Di Enrico Pieri per prima cosa si sono fatte strada le mani. Hanno cercato quelle degli altri, quelle di tutti, mentre appena scese dai pullman stavano ancora allacciando marsupi, richiudendo cerniere di giacca. Volevano già dire grazie, quelle mani, chiedere da dove arrivate, quanta strada avete fatto per arrivare fin qui. Viareggio (vabbè: tiro di schioppo), Genova, Carnia. Sì, Carnia, lontano, e allora le strette di mano hanno subito fatto il bis.

Subito dopo le mani è arrivata la voce. Roca e lenta, comunque emozionata. Come fosse una prima volta, un primo incontro, e non un’esperienza ripetuta con convinzione nel tempo, per fare memoria.

Poi c’è stata una cerimonia fatta di passi, i piccoli passi sul selciato spigoloso della strada che conduce al sacrario, sospeso sulla Versilia fino a indovinare la linea del mare. Lì, Enrico Pieri è entrato in scena con tutto il corpo, con tutta la sua vita. Ha chiesto a tutti quei ragazzi di disporsi attorno a lui ed è cominciato il racconto. “Sono nato il 19 aprile…”. Esattamente il giorno dopo, esattamente domani rispetto a questo 18 aprile dentro questa gita toscana. Buon compleanno, auguri, applausi. Il signor Enrico che si commuove, sono ormai 75 i suoi compleanni: 10 normali, magari anche felici, 60 svuotati di senso, assurdi, luoghi buoni al massimo per un supplemento di lacrime.

Il racconto di quel giorno del ’44 è come uno se lo può immaginare. Lucido e concreto, enfatico mai, essenziale, nessuna cura per dettagli che nessuno potrebbe ricordare, figuriamoci uno che aveva 10 anni. Fa quasi più effetto il resoconto puntuale del “dopo”, degli anni del “non ne parlo più”, gli anni dell’emigrazione, della scoperta dell’Europa, quel continente che quel 12 agosto sembrava fosse morto per sempre.

All’estero il lavoro, la famiglia, un figlio. E una scelta difficile: che lingua fargli studiare a scuola? Francese o Tedesco? Tedesco, certo.

Poteva parlare a quei ragazzi di sé e del suo paesino stuprato, Enrico Pieri. Finisce che parla di Europa e di europeismo con una forza che 7 candidati su 8 alle prossime  elezioni se la sognano. Accenna pure agli immigrati di oggi, alle altre Sant’Anna, sparse qua e là sul pianeta, ieri e oggi. Sembra abbia lacrime per tutte.
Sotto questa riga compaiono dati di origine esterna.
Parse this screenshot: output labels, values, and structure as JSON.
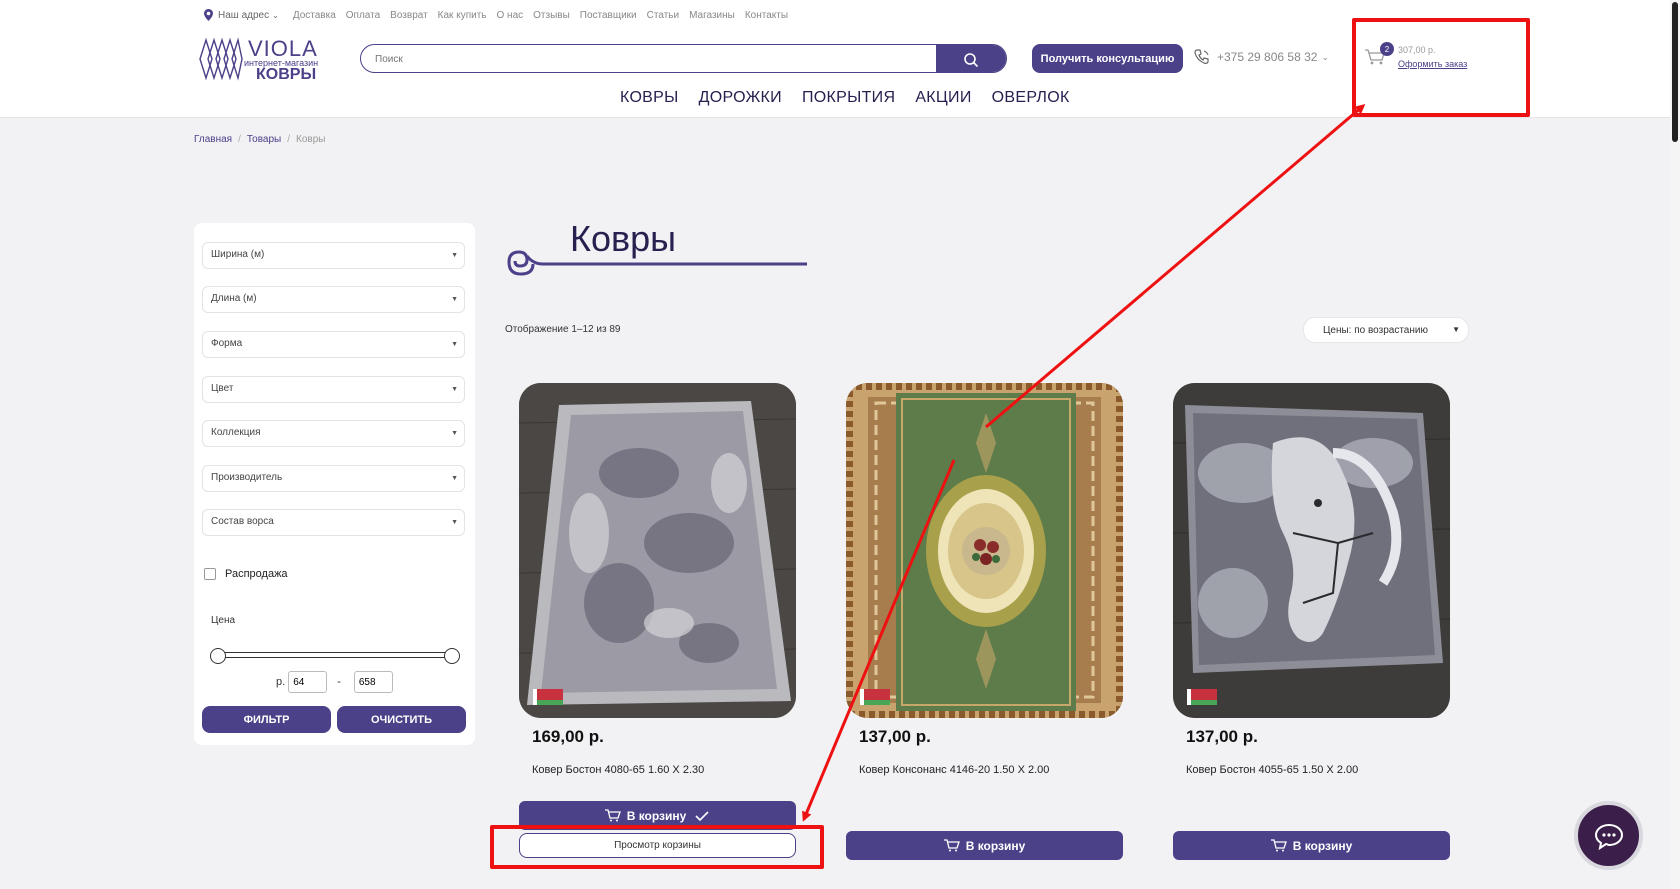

Conclude, ringrazia ancora. Questa volta sono le mani di chi ha ascoltato in silenzio a stringersi attorno alle sue. Mani di ragazzi, di professori, di ex partigiani. Mi colpisce una giovane donna: il fazzoletto tricolore dell’Anpi, portato al collo con fierezza, inevitabilmente scompiglia un po’ il quadro della sua eleganza, dei suoi abiti ricercati, della sua pettinatura.

Ci si guarda attorno, intanto, tutti un po’ spaesati, gli occhi lucidognoli: qualcuno legge i nomi delle vittime dell’eccidio, qualcuno guarda la statua posta ai piedi del sacrario, qualcuno guarda lontano.

Poi torna Enrico Pieri. Se ne va e vuole stringerci ancora una volta la mano, a noi che veniamo da lontano e a chiunque i suoi occhi incrocino per dire grazie. A una studentessa cinese, per esempio, e ai miei cuccioli.

 

Postilla: a Sant’Anna di Stazzema, quel giorno, i tedeschi furono accompagnati da collaborazionisti versiliani, alcune di quelle “persone in buona fede” di cui ha appena parlato Silvio Berlusconi.